About a fortnight after Hari died news came from Arwacas of another death. Anand was working at the table in the room on the upper floor one evening, and Mr. Biswas was reading in bed, when the door was thrown open and Savi ran in and said, “Great Aunt Padma is dead!”
Mr. Biswas closed his eyes and put his hand on his heart.
Anand screamed, “Savi!”
She stood still, her eyes shining.
From downstairs a deep-drawn lamentation burst out and spread through the house, rising, falling, relayed from one sister to the other and back again, like the barking of dogs at night.
Sharma’s death had done little more than upset routine. Hari’s had saddened. Padma’s terrified. She was Mrs. Tulsi’s sister: death had come closer to them all. She had known them all their lives; she had died away from them. The sisters said these things over and over as they embraced each other and embraced their children. The house shook with footsteps, shrieks, wails and the crying of frightened children. Mrs. Tulsi was reported to be out of her mind; there were rumours that she too was dying. The children stuck pins into lamp wicks and murmured incantations to keep off fresh disaster.
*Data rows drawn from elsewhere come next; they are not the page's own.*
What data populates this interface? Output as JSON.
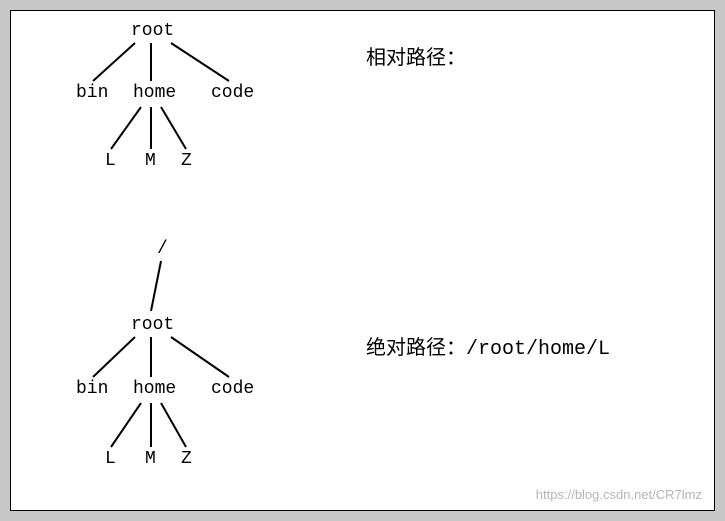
{
  "tree1": {
    "root": "root",
    "bin": "bin",
    "home": "home",
    "code": "code",
    "L": "L",
    "M": "M",
    "Z": "Z"
  },
  "tree2": {
    "slash": "/",
    "root": "root",
    "bin": "bin",
    "home": "home",
    "code": "code",
    "L": "L",
    "M": "M",
    "Z": "Z"
  },
  "labels": {
    "relative": "相对路径：",
    "absolute": "绝对路径：/root/home/L"
  },
  "watermark": "https://blog.csdn.net/CR7lmz",
  "chart_data": [
    {
      "type": "tree",
      "title": "相对路径",
      "nodes": [
        "root",
        "bin",
        "home",
        "code",
        "L",
        "M",
        "Z"
      ],
      "edges": [
        [
          "root",
          "bin"
        ],
        [
          "root",
          "home"
        ],
        [
          "root",
          "code"
        ],
        [
          "home",
          "L"
        ],
        [
          "home",
          "M"
        ],
        [
          "home",
          "Z"
        ]
      ]
    },
    {
      "type": "tree",
      "title": "绝对路径",
      "path_example": "/root/home/L",
      "nodes": [
        "/",
        "root",
        "bin",
        "home",
        "code",
        "L",
        "M",
        "Z"
      ],
      "edges": [
        [
          "/",
          "root"
        ],
        [
          "root",
          "bin"
        ],
        [
          "root",
          "home"
        ],
        [
          "root",
          "code"
        ],
        [
          "home",
          "L"
        ],
        [
          "home",
          "M"
        ],
        [
          "home",
          "Z"
        ]
      ]
    }
  ]
}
They heard Mrs. Tulsi clamouring to be taken to the body of her sister. The cry was taken up by some of the sisters, and despite the hour and despite the quarrel with Seth, preparations were made and the lorry and sports car set off for Arwacas, and only men and children were left in the house.
The women returned the following afternoon, with more than their grief. For most of them it had been their first visit to Arwacas since the move, their first glimpse of Seth. They had not spoken to him, but the truce had enabled them to inspect the property which Seth, still vigorously pursuing the quarrel, had bought on the High Street not far from Hanuman House, a first step, they had been told, to his buying over of Hanuman House itself. It was a grocery and it was large enough and new enough and well enough stocked to alarm the sisters. But there could be no talk of Seth just then.
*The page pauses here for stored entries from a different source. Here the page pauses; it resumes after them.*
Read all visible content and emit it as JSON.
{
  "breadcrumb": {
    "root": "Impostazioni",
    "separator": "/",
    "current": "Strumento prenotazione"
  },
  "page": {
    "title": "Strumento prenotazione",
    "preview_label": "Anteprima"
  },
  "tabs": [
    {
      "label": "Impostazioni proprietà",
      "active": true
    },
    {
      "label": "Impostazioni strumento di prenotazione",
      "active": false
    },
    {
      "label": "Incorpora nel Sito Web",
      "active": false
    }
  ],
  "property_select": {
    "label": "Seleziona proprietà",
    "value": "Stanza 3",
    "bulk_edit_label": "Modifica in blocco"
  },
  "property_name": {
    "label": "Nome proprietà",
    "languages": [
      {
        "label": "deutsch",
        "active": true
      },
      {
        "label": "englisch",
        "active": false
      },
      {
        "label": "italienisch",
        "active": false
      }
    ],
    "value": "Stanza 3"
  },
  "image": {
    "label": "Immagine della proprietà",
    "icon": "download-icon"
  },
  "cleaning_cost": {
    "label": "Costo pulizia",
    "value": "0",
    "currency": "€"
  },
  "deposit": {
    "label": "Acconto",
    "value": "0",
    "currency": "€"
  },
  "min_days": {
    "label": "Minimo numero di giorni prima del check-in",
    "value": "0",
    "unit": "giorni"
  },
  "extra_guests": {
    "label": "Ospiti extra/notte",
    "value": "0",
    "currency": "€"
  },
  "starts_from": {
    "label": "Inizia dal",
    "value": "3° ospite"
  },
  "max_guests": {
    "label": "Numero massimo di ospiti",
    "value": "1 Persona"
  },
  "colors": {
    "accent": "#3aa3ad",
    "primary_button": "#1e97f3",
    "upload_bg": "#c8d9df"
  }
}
Padma appeared in many dreams that night. In the morning every dream was recounted and it was agreed that Padma’s spirit had come to the house in Shorthills, which she had never visited while she lived. This was confirmed by the experience of one sister. In the middle of the night she had heard footsteps in the road. She recognized them as Padma’s. There was silence as Padma had crossed the gully, footsteps again as Padma came up the sandy drive and up the concrete steps. Padma had then made a tour of the house, sat down on the back steps and wept. Many people saw Padma after that. Much attention was given to the story of one of the Tuttle children. In broad daylight he had seen a woman in white walking from the graveyard towards the house. He caught up with her and said, “Aunt.” She turned. It wasn’t an aunt. It was Padma; she was crying. Before he could speak she pulled her veil over her face, and he had run. When he looked back he saw no one.